Emerging dissidence: 22-year-old student Clemens Traub used to be a regular Fridays For Future demonstrator, until he woke up and realized the whole thing was run by what he now calls “big-city arrogance” and “socially privileged eco-hipsters”.
The political science student, member of the German SPD socialist party, in fact says the movement is so radical and divisive that it even risks a “civil war”.
Image: cropped from SPD site.
Traub has just written a book bearing the title in English: “Future for Fridays?: an essay by a young ‘Fridays for Future’ critic“.
New book by German student, former demonstrator, accuses the Fridays for Future movement of being too radical, apocalyptic and divisive. Image: Amazon.
Deviating from the sheer alarmism that is typical of his fellow socialist and green comrades, in his book Traub writes he has become worried that the movement will “divide society” instead of rescuing the climate. He went from being a regular FFF activist to an open critic of the movement.
Though Traub believes the climate is a serious problem that demands immediate attention, he feels that the radical FFF movement will make matters far worse instead of better. He accuses the movement of ignoring the concerns of the larger German working class.
“Career springboard” for “elitist eco-hipsters”
Traub starts by accusing the Fridays for Future movement of being elitist, one marked by “big-city arrogance” and exploited by narcissistic individuals – such as “Longhaul” Luisa Neubauer – as “career springboard”.
Fridays for Future, Traub writes, does not represent the average worker: “Instead of listening to the concerns of hard-working people, they are reproached for their anti-environmental diesel car, which they need for their daily commute to work.”
FFF is “no place for humanity”
Not only is the movement elitist and out-of-touch, Traub also claims that the FFF movement is “too radical”, writing: “In view of their fanatical climatic zeal, it is clear that there is no place for humanity and compassion in their thinking.”
Such “climate fanaticism” is met with rejection by the majority of the population, says Traub. The movement, he claims, rejects the very system that made the “privileged eco-hipsters”: capitalism.
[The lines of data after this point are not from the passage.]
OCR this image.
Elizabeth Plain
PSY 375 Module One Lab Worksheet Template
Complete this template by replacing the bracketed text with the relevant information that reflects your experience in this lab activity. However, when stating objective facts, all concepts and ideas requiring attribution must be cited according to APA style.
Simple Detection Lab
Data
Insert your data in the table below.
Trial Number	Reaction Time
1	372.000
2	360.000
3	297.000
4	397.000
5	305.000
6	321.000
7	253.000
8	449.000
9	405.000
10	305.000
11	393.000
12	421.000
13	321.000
Traub also accuses the Fridays for Future of misusing “hysterical images of the end of the world” instead of engaging in an “innovative discussion of the future”.
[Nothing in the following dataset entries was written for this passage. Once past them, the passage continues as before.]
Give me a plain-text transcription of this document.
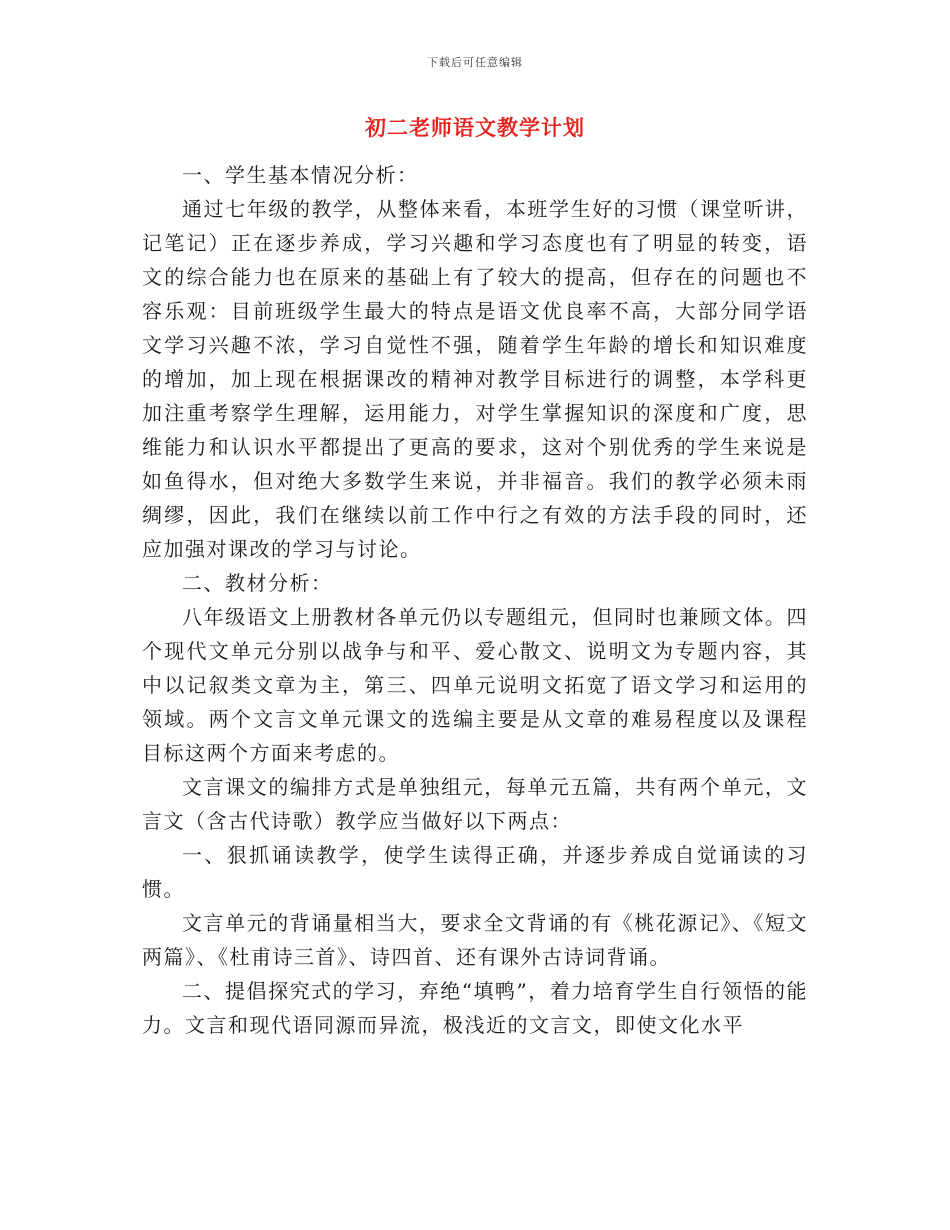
下载后可任意编辑
初二老师语文教学计划

一、学生基本情况分析：

通过七年级的教学，从整体来看，本班学生好的习惯（课堂听讲，记笔记）正在逐步养成，学习兴趣和学习态度也有了明显的转变，语文的综合能力也在原来的基础上有了较大的提高，但存在的问题也不容乐观：目前班级学生最大的特点是语文优良率不高，大部分同学语文学习兴趣不浓，学习自觉性不强，随着学生年龄的增长和知识难度的增加，加上现在根据课改的精神对教学目标进行的调整，本学科更加注重考察学生理解，运用能力，对学生掌握知识的深度和广度，思维能力和认识水平都提出了更高的要求，这对个别优秀的学生来说是如鱼得水，但对绝大多数学生来说，并非福音。我们的教学必须未雨绸缪，因此，我们在继续以前工作中行之有效的方法手段的同时，还应加强对课改的学习与讨论。

二、教材分析：

八年级语文上册教材各单元仍以专题组元，但同时也兼顾文体。四个现代文单元分别以战争与和平、爱心散文、说明文为专题内容，其中以记叙类文章为主，第三、四单元说明文拓宽了语文学习和运用的领域。两个文言文单元课文的选编主要是从文章的难易程度以及课程目标这两个方面来考虑的。

文言课文的编排方式是单独组元，每单元五篇，共有两个单元，文言文（含古代诗歌）教学应当做好以下两点：

一、狠抓诵读教学，使学生读得正确，并逐步养成自觉诵读的习惯。

文言单元的背诵量相当大，要求全文背诵的有《桃花源记》、《短文两篇》、《杜甫诗三首》、诗四首、还有课外古诗词背诵。

二、提倡探究式的学习，弃绝“填鸭”，着力培育学生自行领悟的能力。文言和现代语同源而异流，极浅近的文言文，即使文化水平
Extreme, apocalyptic movement
“We need a down-to-earth and lifelike climate movement,” Traub told Business Insider. “The movement thinks far too apocalyptically for me. I miss the innovative and future-oriented discussion on the topic.”
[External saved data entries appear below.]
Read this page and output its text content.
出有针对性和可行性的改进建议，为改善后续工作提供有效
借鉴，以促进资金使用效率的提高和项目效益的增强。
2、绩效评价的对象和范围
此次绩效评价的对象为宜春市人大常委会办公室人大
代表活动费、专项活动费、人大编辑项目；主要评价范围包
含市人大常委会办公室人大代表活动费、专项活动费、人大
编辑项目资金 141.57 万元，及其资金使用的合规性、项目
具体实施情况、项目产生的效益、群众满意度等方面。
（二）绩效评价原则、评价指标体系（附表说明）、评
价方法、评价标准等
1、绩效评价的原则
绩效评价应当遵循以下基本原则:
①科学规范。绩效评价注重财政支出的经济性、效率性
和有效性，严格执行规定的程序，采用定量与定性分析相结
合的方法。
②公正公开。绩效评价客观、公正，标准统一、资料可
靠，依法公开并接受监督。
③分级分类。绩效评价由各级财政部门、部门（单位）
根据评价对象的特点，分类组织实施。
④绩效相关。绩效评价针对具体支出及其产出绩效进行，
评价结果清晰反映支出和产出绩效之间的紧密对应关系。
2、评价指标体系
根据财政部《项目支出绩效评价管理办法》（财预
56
What the movement needs, he writes, are more middle-class activists “who see a car not just as a climate monster, but as an important part of life for many people.”
Unless the movement tones the radicalism and hysteria down, Traub thinks the movement in Germany could unleash a “revolt by the unheard and low-income earners”, similar to the yellow vests in France.
In this regard, the COVID-19 protests against government social and economic restrictions seen across Germany can be considered a preview.
Traub may be among the first of a new generation who are beginning to realize that “going green” is the saw that is cutting the lofty branch on which they are sitting.